Edit: You have said to not want headbanging by setting the maximum step value to 158 (not 160). (In #173 "So for the floppy drives that have 80 tracks, the maximum number of ticks in either direction would be 160-- I put 158 just to build in a little buffer to avoid banging the heads against the ends of their tracks quite so much")

Sammy1Am commented 6 years ago

Ah, okay, thanks for the clarification.

What I was trying to avoid was the sort of clacking/grinding noises you can hear in this video at around 27 seconds (it was worse in this particular video because I'd stood the drives up vertically, and they didn't like that).

Basically, sometimes the Arduino tells the drive to take a step, and for whatever reason it doesn't actually take that step (but the Arduino code still tracks that step as having happened). The result is that when the head reaches its maximum position, the Arduino will tell the motor to keep on going (resulting in various hardware bits crashing and grinding). To be clear, the 158 means the head will stop one step from the center of the drive-- it will always return to "0" at the back of the drive. At the back of the drive, most drives have a little limit switch that will keep the head from moving too far in that direction.

Can you give me an example (video? audio?) of the sort of sound you're looking for? I'm not sure I'm seeing which songs would benefit from randomly-sprinkled grinding noises :P

redcubie commented 6 years ago

Not all drives have limit switches! Old computers utilized headbanging as a "zeroing algorithm" when booting. I think some retro computer games used headbanging as "copy protection". Also I mean this kind of headbanging: https://youtu.be/7EwU-juNl1M?t=16s (This channel has nothing to do with me but he has such a magnificent PC hardware orchestra.)

Sammy1Am commented 6 years ago

Hmm, I'm actually not even sure there's headbanging going on in that video-- it sounds like it could just be the drives taking one step at a time (like the rhythm section in this video ).
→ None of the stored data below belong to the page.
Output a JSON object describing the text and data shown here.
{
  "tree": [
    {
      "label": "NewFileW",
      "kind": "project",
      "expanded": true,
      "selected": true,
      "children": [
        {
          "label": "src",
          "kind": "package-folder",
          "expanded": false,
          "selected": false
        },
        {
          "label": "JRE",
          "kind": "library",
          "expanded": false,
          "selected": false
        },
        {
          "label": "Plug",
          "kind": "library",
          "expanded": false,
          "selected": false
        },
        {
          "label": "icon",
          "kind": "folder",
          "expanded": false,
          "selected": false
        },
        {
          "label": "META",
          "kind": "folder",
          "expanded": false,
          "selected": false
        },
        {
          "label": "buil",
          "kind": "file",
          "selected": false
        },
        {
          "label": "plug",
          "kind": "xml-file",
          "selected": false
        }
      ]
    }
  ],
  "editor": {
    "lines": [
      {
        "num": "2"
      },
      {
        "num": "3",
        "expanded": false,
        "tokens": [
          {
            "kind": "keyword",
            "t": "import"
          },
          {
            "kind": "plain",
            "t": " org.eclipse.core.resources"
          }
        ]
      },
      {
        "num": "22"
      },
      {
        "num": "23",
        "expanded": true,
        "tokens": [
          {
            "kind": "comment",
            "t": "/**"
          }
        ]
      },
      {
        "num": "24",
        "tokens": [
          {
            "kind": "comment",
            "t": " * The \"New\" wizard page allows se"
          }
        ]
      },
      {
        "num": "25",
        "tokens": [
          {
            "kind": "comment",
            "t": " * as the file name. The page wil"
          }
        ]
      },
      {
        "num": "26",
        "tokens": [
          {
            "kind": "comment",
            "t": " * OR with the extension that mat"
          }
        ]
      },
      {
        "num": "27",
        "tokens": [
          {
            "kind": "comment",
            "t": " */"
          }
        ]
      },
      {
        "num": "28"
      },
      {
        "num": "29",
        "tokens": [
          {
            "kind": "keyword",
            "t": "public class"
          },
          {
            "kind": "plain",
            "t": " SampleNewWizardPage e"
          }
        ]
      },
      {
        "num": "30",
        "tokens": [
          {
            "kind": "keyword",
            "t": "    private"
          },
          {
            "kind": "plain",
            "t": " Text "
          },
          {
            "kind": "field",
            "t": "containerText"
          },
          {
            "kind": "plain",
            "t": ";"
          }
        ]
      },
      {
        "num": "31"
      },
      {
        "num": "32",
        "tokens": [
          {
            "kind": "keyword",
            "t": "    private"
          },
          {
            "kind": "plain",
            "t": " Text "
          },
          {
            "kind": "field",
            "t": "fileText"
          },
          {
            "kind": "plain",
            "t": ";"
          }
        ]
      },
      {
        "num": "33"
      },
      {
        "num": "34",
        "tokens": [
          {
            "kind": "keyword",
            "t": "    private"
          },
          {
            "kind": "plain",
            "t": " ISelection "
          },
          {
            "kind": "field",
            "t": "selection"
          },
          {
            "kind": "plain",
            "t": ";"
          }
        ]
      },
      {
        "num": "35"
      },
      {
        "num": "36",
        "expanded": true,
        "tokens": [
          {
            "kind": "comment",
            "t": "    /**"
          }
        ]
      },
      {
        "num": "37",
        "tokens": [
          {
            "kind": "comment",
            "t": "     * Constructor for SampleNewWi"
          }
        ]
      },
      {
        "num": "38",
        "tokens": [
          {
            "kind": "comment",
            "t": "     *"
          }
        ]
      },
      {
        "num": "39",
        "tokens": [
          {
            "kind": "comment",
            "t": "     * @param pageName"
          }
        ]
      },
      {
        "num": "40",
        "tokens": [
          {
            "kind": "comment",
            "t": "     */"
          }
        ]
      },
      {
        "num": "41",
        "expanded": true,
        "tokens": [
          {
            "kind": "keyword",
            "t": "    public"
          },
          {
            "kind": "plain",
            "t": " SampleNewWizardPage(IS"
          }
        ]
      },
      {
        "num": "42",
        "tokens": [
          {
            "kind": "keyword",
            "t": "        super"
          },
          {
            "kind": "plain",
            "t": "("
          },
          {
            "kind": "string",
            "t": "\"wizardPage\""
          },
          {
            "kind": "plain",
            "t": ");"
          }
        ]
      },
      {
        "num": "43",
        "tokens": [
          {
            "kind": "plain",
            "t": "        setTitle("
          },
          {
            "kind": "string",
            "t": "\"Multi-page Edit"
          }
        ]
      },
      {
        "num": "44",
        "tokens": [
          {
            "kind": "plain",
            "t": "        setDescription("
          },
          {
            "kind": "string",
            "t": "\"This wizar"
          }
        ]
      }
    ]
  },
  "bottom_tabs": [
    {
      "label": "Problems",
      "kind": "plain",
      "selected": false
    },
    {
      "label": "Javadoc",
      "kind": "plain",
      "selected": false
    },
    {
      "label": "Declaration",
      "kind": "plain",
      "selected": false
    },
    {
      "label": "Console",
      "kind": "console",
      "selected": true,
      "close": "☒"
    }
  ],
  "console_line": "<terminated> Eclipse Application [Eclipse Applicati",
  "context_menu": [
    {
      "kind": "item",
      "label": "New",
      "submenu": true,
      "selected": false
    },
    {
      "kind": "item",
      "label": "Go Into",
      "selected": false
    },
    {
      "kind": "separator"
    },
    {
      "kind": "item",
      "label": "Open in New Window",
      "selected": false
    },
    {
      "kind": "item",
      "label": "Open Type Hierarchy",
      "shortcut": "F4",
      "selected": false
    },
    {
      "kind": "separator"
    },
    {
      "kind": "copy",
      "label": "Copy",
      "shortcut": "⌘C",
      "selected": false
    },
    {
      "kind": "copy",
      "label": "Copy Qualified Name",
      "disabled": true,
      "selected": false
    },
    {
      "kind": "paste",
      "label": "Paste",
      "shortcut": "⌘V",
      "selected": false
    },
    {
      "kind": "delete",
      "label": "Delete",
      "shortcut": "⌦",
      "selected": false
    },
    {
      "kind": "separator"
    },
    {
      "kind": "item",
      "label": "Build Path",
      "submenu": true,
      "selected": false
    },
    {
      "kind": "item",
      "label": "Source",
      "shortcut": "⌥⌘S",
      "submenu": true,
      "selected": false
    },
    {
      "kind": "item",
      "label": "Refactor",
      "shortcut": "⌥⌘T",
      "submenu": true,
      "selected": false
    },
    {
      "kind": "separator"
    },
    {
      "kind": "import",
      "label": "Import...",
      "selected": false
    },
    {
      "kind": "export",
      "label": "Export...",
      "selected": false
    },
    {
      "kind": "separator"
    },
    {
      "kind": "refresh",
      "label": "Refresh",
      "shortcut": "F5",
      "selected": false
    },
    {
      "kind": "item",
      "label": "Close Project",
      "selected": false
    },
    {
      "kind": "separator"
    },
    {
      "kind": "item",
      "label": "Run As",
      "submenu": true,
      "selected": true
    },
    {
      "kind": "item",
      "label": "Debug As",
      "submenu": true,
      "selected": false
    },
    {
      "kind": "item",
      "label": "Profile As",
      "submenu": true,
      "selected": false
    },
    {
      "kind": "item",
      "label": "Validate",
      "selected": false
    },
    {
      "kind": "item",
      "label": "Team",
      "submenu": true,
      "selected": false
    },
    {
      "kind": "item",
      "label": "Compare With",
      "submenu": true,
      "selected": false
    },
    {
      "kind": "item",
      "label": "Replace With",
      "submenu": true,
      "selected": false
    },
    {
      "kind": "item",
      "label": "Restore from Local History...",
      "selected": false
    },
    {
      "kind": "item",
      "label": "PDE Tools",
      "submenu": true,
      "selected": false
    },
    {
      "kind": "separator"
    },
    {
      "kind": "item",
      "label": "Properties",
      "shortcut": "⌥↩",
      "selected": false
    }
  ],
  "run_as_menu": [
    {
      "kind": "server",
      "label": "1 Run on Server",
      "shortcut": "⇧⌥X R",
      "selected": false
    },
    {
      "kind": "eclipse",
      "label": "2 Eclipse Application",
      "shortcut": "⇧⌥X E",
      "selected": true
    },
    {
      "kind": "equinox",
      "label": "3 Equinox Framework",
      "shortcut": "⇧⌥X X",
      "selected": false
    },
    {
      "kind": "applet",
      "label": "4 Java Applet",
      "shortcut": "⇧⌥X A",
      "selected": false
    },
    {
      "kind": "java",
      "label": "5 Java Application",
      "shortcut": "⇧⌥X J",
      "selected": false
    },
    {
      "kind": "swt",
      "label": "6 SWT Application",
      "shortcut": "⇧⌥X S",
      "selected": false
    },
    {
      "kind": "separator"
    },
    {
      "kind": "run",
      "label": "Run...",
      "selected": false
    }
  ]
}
However, on the assumption that those drives are trying to step back past their limits and this is a feature that you want: The sound you're looking for is a sort of rhythm section thing rather than pitches, which would involve a bit more than just a checkbox. Probably a good approach would be to optionally take note events from channel 10 (the default MIDI drum channel) and play them as a single step on the drives (always toward the back of the drive) rather than interpreting the notes as pitches. You might take a look at some of @sparklini 's changes to drive relays, since the code would be very similar.